Menurut K.H. Hasani, pesantren adalah lembaga yang berdiri atas dasar takwa
kepada kepada Allah atau menjadikan ketaatan beragama sebagai pijak dasarnya (ussisa
‘ala al-taqwa).
Dalam memandang segala sesuatu (terutama masalah
agama), K.H. Hasani memang selalu bertumpu pada substansi dan prinsip
keagamaan. Jika prinsip dan substansinya sudah benar, beliau tak pernah
menghiraukan lagi siapa dan dari kelompok mana. Hal ini selalu beliau tampakkan
dalam setiap langkah-langkahnya, baik dalam berdakwah, membangun ukhuwah,
maupun dalam kehidupannya sehari-hari.
Kiai
Hasani dan Kritik Sosial
Pandangannya yang lurus dan tak kenal kompromi
membuat K.H. Hasani disegani ulama-ulama lain. Beliau memang putera ulama
besar, tapi yang membuatnya disegani adalah sikap dan pandangannya yang lurus
serta tegas.
Kiai Hasani memang tak segan-segan menegor siapa
saja yang dianggapnya tidak mengindahkan ajaran agama, tak terkecuali dia itu
tokoh besar atau mempunyai pengaruh luas. Dalam menyikapi sesuatu, beliau
selalu teliti dan kritis. Kritik-kritik beliau lebih banyak ditunjukkan untuk
para pengemban ilmu pengetahuan, baik santri, pelajar, maupun ulama, dibanding
yang lain.
Menyikapi kerusakan moral di masyarakat, Kiai Hasani
tidak terlalu menyalahkan mereka. Beliau melihat hal ini sebagai kesalahan para
pengemban dakwah Islam. “Mereka tidak salah, yang salah itu kamu dan saya,”
dawuhnya.
Rusaknya moral umat bersumber dari rusaknya moral
para ulama. Begitulah salah satu inti dari tulisan beliau dalam beberapa
manuskripnya. Menurutnya, seperti ditegaskan Rasulullah, komponen yang paling
menentukan baik-buruknya umat ada 2, yaitu ulama (kaum cendekiawan) dan umara
(kaum birokrat).
Kerusakan moral masyarakat merupakan akibat dari
bobroknya moral para penguasa (birokrat). Kebobrokan penguasa, disebabkan
karena tidak becusnya para ulama. Begitulah Kiai Hasani mengurai sumber utama
kebobrokan ini. Dalam pandangan beliau, ulama saat ini telah banyak yang
tergila-gila pada harta dan kedudukan (hubb al-jah wa al-mal).

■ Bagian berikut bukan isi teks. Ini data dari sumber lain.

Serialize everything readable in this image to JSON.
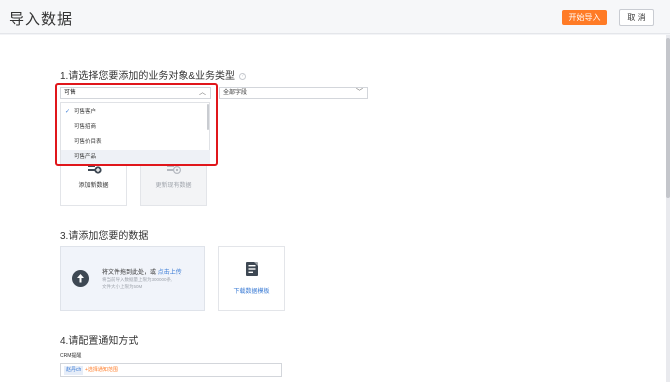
{
  "header": {
    "title": "导入数据",
    "start_button": "开始导入",
    "cancel_button": "取 消"
  },
  "step1": {
    "title": "1.请选择您要添加的业务对象&业务类型",
    "help_icon": "?",
    "object_select": {
      "value": "可售",
      "chevron": "︿"
    },
    "type_select": {
      "value": "全部字段",
      "chevron": "﹀"
    },
    "dropdown": {
      "items": [
        {
          "label": "可售客户",
          "selected": true
        },
        {
          "label": "可售招商",
          "selected": false
        },
        {
          "label": "可售价目表",
          "selected": false
        },
        {
          "label": "可售产品",
          "selected": false,
          "hovered": true
        }
      ],
      "check_mark": "✓"
    }
  },
  "step2": {
    "cards": [
      {
        "label": "添加新数据",
        "icon": "add-data-icon",
        "selected": true
      },
      {
        "label": "更新现有数据",
        "icon": "update-data-icon",
        "selected": false
      }
    ]
  },
  "step3": {
    "title": "3.请添加您要的数据",
    "upload": {
      "main_text": "将文件拖到此处，或",
      "link_text": "点击上传",
      "hint_line1": "将当前导入数据量上限为300000条,",
      "hint_line2": "文件大小上限为50M",
      "icon": "upload-arrow-icon"
    },
    "template_card": {
      "label": "下载数据模板",
      "icon": "document-icon"
    }
  },
  "step4": {
    "title": "4.请配置通知方式",
    "crm_label": "CRM提醒",
    "tag": "赵丹ch",
    "add_link": "+选择通知范围"
  },
  "colors": {
    "accent": "#ff7b26",
    "link": "#3a7bd5",
    "highlight_outline": "#e0161b"
  }
}
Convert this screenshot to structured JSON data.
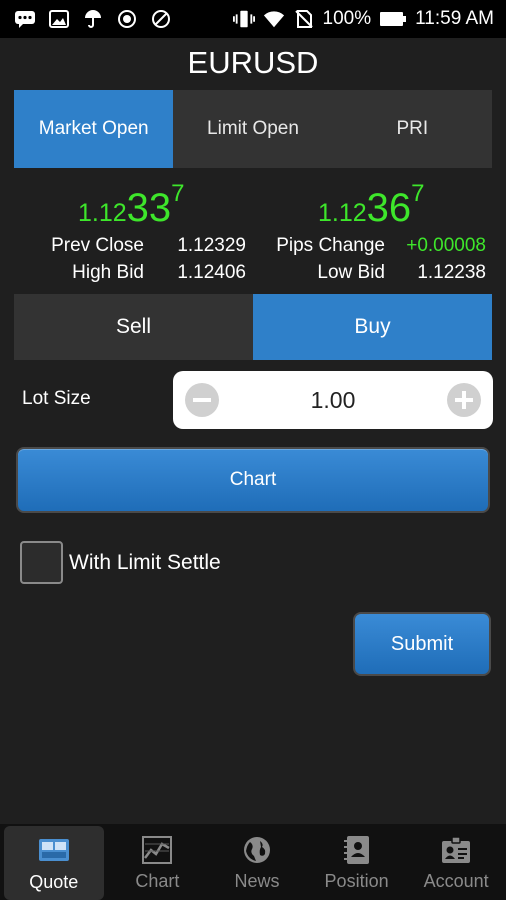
{
  "status_bar": {
    "battery": "100%",
    "time": "11:59 AM",
    "left_icons": [
      "message-icon",
      "image-icon",
      "umbrella-icon",
      "radio-icon",
      "blocked-icon"
    ],
    "right_icons": [
      "vibrate-icon",
      "wifi-icon",
      "no-sim-icon",
      "battery-icon"
    ]
  },
  "title": "EURUSD",
  "tabs": [
    {
      "label": "Market Open",
      "active": true
    },
    {
      "label": "Limit Open",
      "active": false
    },
    {
      "label": "PRI",
      "active": false
    }
  ],
  "quotes": {
    "sell": {
      "small": "1.12",
      "big": "33",
      "sup": "7"
    },
    "buy": {
      "small": "1.12",
      "big": "36",
      "sup": "7"
    }
  },
  "stats": {
    "prev_close_label": "Prev Close",
    "prev_close_value": "1.12329",
    "pips_change_label": "Pips Change",
    "pips_change_value": "+0.00008",
    "high_bid_label": "High Bid",
    "high_bid_value": "1.12406",
    "low_bid_label": "Low Bid",
    "low_bid_value": "1.12238"
  },
  "side": {
    "sell_label": "Sell",
    "buy_label": "Buy",
    "selected": "Buy"
  },
  "lot": {
    "label": "Lot Size",
    "value": "1.00"
  },
  "chart_button": "Chart",
  "limit_settle": {
    "label": "With Limit Settle",
    "checked": false
  },
  "submit_button": "Submit",
  "colors": {
    "accent": "#2f80c9",
    "price_green": "#3ee62b",
    "background": "#1f1f1f"
  },
  "bottom_nav": [
    {
      "label": "Quote",
      "icon": "quote-icon",
      "active": true
    },
    {
      "label": "Chart",
      "icon": "chart-icon",
      "active": false
    },
    {
      "label": "News",
      "icon": "globe-icon",
      "active": false
    },
    {
      "label": "Position",
      "icon": "notebook-icon",
      "active": false
    },
    {
      "label": "Account",
      "icon": "id-badge-icon",
      "active": false
    }
  ]
}
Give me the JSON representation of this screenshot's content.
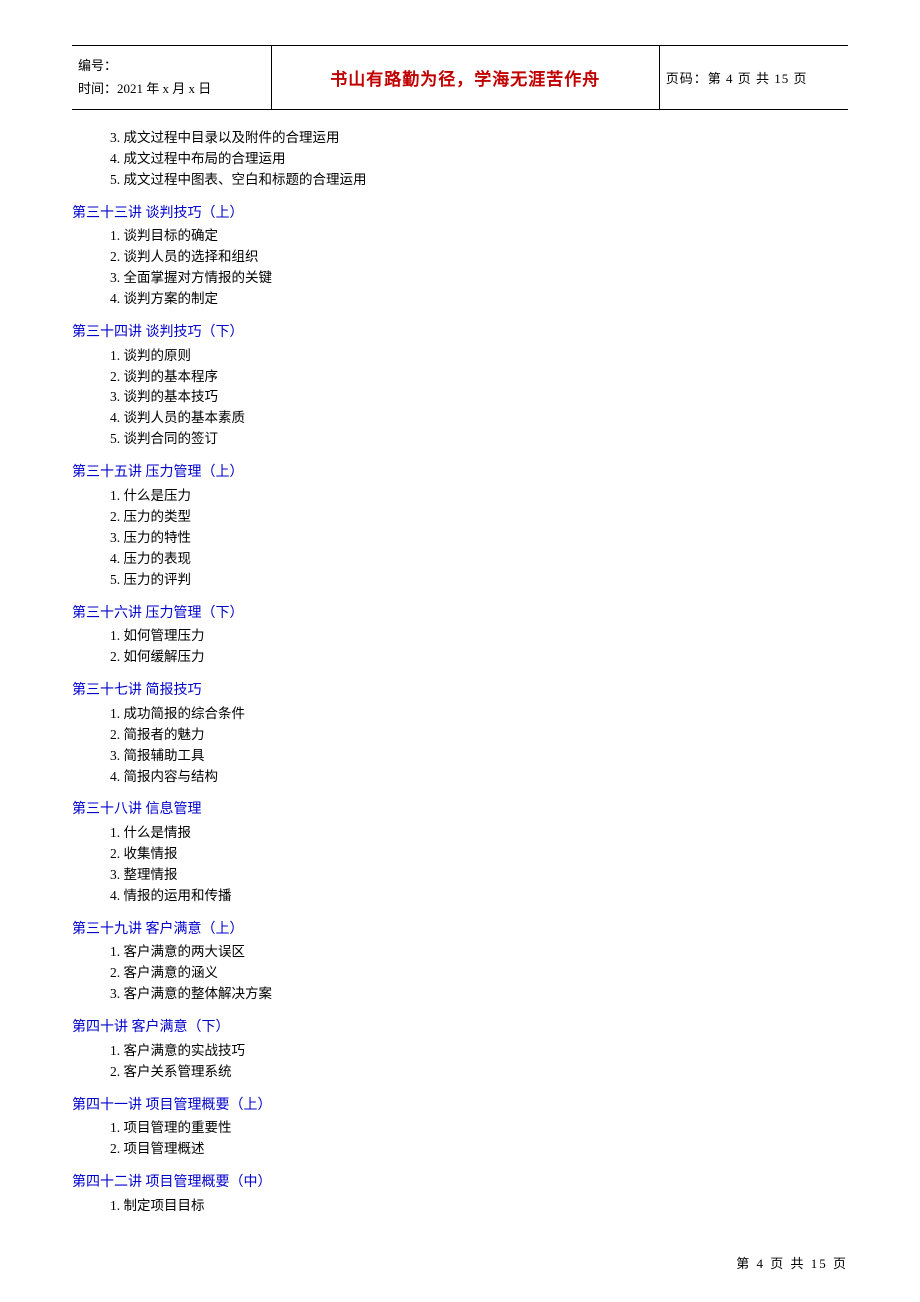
{
  "header": {
    "id_label": "编号：",
    "time_label": "时间：2021 年 x 月 x 日",
    "motto": "书山有路勤为径，学海无涯苦作舟",
    "page_label": "页码：第 4 页  共 15 页"
  },
  "pre_items": [
    "3. 成文过程中目录以及附件的合理运用",
    "4. 成文过程中布局的合理运用",
    "5. 成文过程中图表、空白和标题的合理运用"
  ],
  "sections": [
    {
      "title": "第三十三讲    谈判技巧（上）",
      "items": [
        "1. 谈判目标的确定",
        "2. 谈判人员的选择和组织",
        "3. 全面掌握对方情报的关键",
        "4. 谈判方案的制定"
      ]
    },
    {
      "title": "第三十四讲   谈判技巧（下）",
      "items": [
        "1. 谈判的原则",
        "2. 谈判的基本程序",
        "3. 谈判的基本技巧",
        "4. 谈判人员的基本素质",
        "5. 谈判合同的签订"
      ]
    },
    {
      "title": "第三十五讲   压力管理（上）",
      "items": [
        "1. 什么是压力",
        "2. 压力的类型",
        "3. 压力的特性",
        "4. 压力的表现",
        "5. 压力的评判"
      ]
    },
    {
      "title": "第三十六讲   压力管理（下）",
      "items": [
        "1. 如何管理压力",
        "2. 如何缓解压力"
      ]
    },
    {
      "title": "第三十七讲   简报技巧",
      "items": [
        "1. 成功简报的综合条件",
        "2. 简报者的魅力",
        "3. 简报辅助工具",
        "4. 简报内容与结构"
      ]
    },
    {
      "title": "第三十八讲   信息管理",
      "items": [
        "1. 什么是情报",
        "2. 收集情报",
        "3. 整理情报",
        "4. 情报的运用和传播"
      ]
    },
    {
      "title": "第三十九讲   客户满意（上）",
      "items": [
        "1. 客户满意的两大误区",
        "2. 客户满意的涵义",
        "3. 客户满意的整体解决方案"
      ]
    },
    {
      "title": "第四十讲  客户满意（下）",
      "items": [
        "1. 客户满意的实战技巧",
        "2. 客户关系管理系统"
      ]
    },
    {
      "title": "第四十一讲   项目管理概要（上）",
      "items": [
        "1. 项目管理的重要性",
        "2. 项目管理概述"
      ]
    },
    {
      "title": "第四十二讲   项目管理概要（中）",
      "items": [
        "1. 制定项目目标"
      ]
    }
  ],
  "footer": "第  4  页  共  15  页"
}
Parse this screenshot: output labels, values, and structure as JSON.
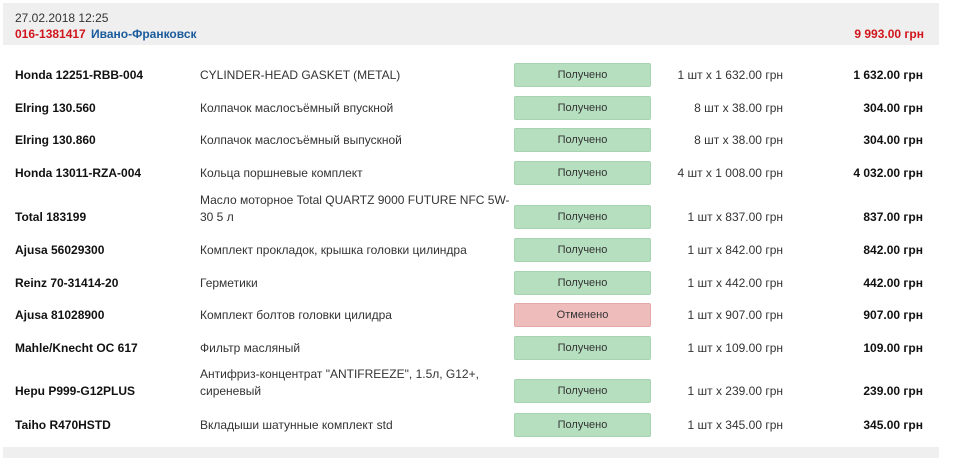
{
  "order": {
    "date": "27.02.2018 12:25",
    "number": "016-1381417",
    "city": "Ивано-Франковск",
    "total": "9 993.00 грн"
  },
  "items": [
    {
      "code": "Honda 12251-RBB-004",
      "name": "CYLINDER-HEAD GASKET (METAL)",
      "status": "Получено",
      "state": "ok",
      "qty": "1 шт x 1 632.00 грн",
      "sum": "1 632.00 грн"
    },
    {
      "code": "Elring 130.560",
      "name": "Колпачок маслосъёмный впускной",
      "status": "Получено",
      "state": "ok",
      "qty": "8 шт x 38.00 грн",
      "sum": "304.00 грн"
    },
    {
      "code": "Elring 130.860",
      "name": "Колпачок маслосъёмный выпускной",
      "status": "Получено",
      "state": "ok",
      "qty": "8 шт x 38.00 грн",
      "sum": "304.00 грн"
    },
    {
      "code": "Honda 13011-RZA-004",
      "name": "Кольца поршневые комплект",
      "status": "Получено",
      "state": "ok",
      "qty": "4 шт x 1 008.00 грн",
      "sum": "4 032.00 грн"
    },
    {
      "code": "Total 183199",
      "name": "Масло моторное Total QUARTZ 9000 FUTURE NFC 5W-30 5 л",
      "status": "Получено",
      "state": "ok",
      "qty": "1 шт x 837.00 грн",
      "sum": "837.00 грн"
    },
    {
      "code": "Ajusa 56029300",
      "name": "Комплект прокладок, крышка головки цилиндра",
      "status": "Получено",
      "state": "ok",
      "qty": "1 шт x 842.00 грн",
      "sum": "842.00 грн"
    },
    {
      "code": "Reinz 70-31414-20",
      "name": "Герметики",
      "status": "Получено",
      "state": "ok",
      "qty": "1 шт x 442.00 грн",
      "sum": "442.00 грн"
    },
    {
      "code": "Ajusa 81028900",
      "name": "Комплект болтов головки цилидра",
      "status": "Отменено",
      "state": "cancel",
      "qty": "1 шт x 907.00 грн",
      "sum": "907.00 грн"
    },
    {
      "code": "Mahle/Knecht OC 617",
      "name": "Фильтр масляный",
      "status": "Получено",
      "state": "ok",
      "qty": "1 шт x 109.00 грн",
      "sum": "109.00 грн"
    },
    {
      "code": "Hepu P999-G12PLUS",
      "name": "Антифриз-концентрат \"ANTIFREEZE\", 1.5л, G12+, сиреневый",
      "status": "Получено",
      "state": "ok",
      "qty": "1 шт x 239.00 грн",
      "sum": "239.00 грн"
    },
    {
      "code": "Taiho R470HSTD",
      "name": "Вкладыши шатунные комплект std",
      "status": "Получено",
      "state": "ok",
      "qty": "1 шт x 345.00 грн",
      "sum": "345.00 грн"
    }
  ]
}
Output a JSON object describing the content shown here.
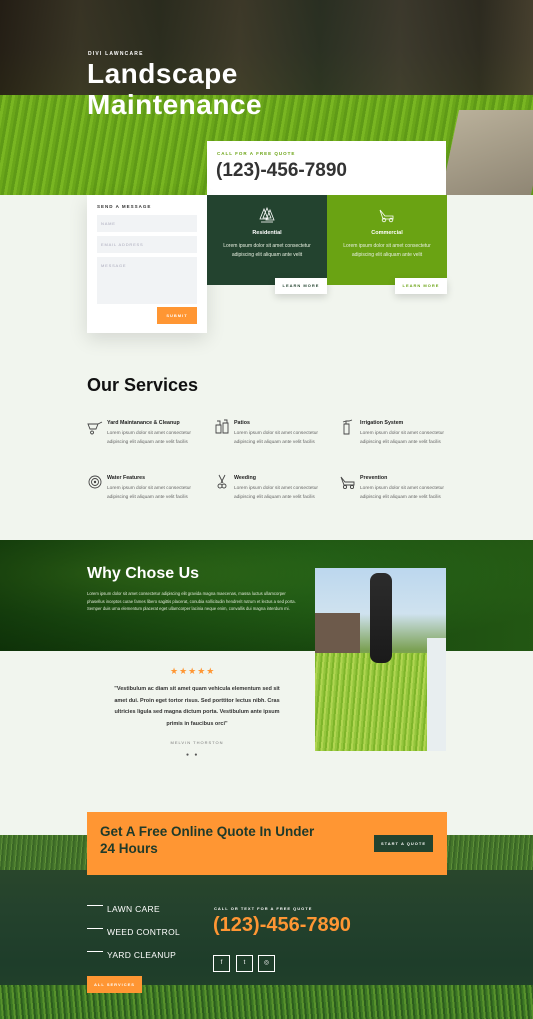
{
  "hero": {
    "eyebrow": "DIVI LAWNCARE",
    "title_line1": "Landscape",
    "title_line2": "Maintenance"
  },
  "quote_box": {
    "label": "CALL FOR A FREE QUOTE",
    "phone": "(123)-456-7890"
  },
  "form": {
    "label": "SEND A MESSAGE",
    "name_placeholder": "NAME",
    "email_placeholder": "EMAIL ADDRESS",
    "message_placeholder": "MESSAGE",
    "submit": "SUBMIT"
  },
  "cards": [
    {
      "title": "Residential",
      "desc": "Lorem ipsum dolor sit amet consectetur adipiscing elit aliquam ante velit",
      "button": "LEARN MORE",
      "icon": "trees-icon",
      "color": "#23432f"
    },
    {
      "title": "Commercial",
      "desc": "Lorem ipsum dolor sit amet consectetur adipiscing elit aliquam ante velit",
      "button": "LEARN MORE",
      "icon": "lawnmower-icon",
      "color": "#6aa313"
    }
  ],
  "services": {
    "heading": "Our Services",
    "items": [
      {
        "title": "Yard Maintanance & Cleanup",
        "desc": "Lorem ipsum dolor sit amet consectetur adipiscing elit aliquam ante velit facilis",
        "icon": "wheelbarrow-icon"
      },
      {
        "title": "Patios",
        "desc": "Lorem ipsum dolor sit amet consectetur adipiscing elit aliquam ante velit facilis",
        "icon": "patio-icon"
      },
      {
        "title": "Irrigation System",
        "desc": "Lorem ipsum dolor sit amet consectetur adipiscing elit aliquam ante velit facilis",
        "icon": "sprayer-icon"
      },
      {
        "title": "Water Features",
        "desc": "Lorem ipsum dolor sit amet consectetur adipiscing elit aliquam ante velit facilis",
        "icon": "hose-icon"
      },
      {
        "title": "Weeding",
        "desc": "Lorem ipsum dolor sit amet consectetur adipiscing elit aliquam ante velit facilis",
        "icon": "shears-icon"
      },
      {
        "title": "Prevention",
        "desc": "Lorem ipsum dolor sit amet consectetur adipiscing elit aliquam ante velit facilis",
        "icon": "mower-icon"
      }
    ]
  },
  "why": {
    "heading": "Why Chose Us",
    "body": "Lorem ipsum dolor sit amet consectetur adipiscing elit gravida magna maecenas, massa luctus ullamcorper phasellus inceptos curae fames libero sagittis placerat, conubia sollicitudin hendrerit rutrum et lectus a sed porta. Semper duis urna elementum placerat eget ullamcorper lacinia neque enim, convallis dui magna interdum mi."
  },
  "testimonial": {
    "stars": "★★★★★",
    "rating": 5,
    "quote": "\"Vestibulum ac diam sit amet quam vehicula elementum sed sit amet dui. Proin eget tortor risus. Sed porttitor lectus nibh. Cras ultricies ligula sed magna dictum porta. Vestibulum ante ipsum primis in faucibus orci\"",
    "author": "MELVIN THORSTON",
    "dots": "● ●"
  },
  "cta": {
    "title": "Get A Free Online Quote In Under 24 Hours",
    "button": "START A QUOTE"
  },
  "footer": {
    "links": [
      "LAWN CARE",
      "WEED CONTROL",
      "YARD CLEANUP"
    ],
    "label": "CALL OR TEXT FOR A FREE QUOTE",
    "phone": "(123)-456-7890",
    "social": [
      "f",
      "t",
      "◎"
    ],
    "all_button": "ALL SERVICES"
  }
}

Kritik keras juga beliau alamatkan kepada para
pelajar dan santri. Dalam hal ini, yang menjadi bidikan utama beliau adalah
kebiasaan tidak serius dalam mencari ilmu. Tertawa dan kegaduhan yang tidak
perlu telah menjadi kebiasaan yang telah melekat di tempat belajar dan majlis
al-ilm. Kebiasaan tidak serius ini amat disayangkan Hadlratussyekh. Dalam
sebuah manuskripnya beliau bercerita tentang suasana belajar di majelis pengajiannya
al-A‘masy. Suatu ketika, seorang murid al-A‘masy tertawa saat berlangsungnya
pengajian. Syahdan, al-A‘masy menindaknya dan menyuruhnya berdiri. “Engkau
mencari ilmu yang telah di-taklif-kan Allah kepadamu, sedang engkau tertawa,”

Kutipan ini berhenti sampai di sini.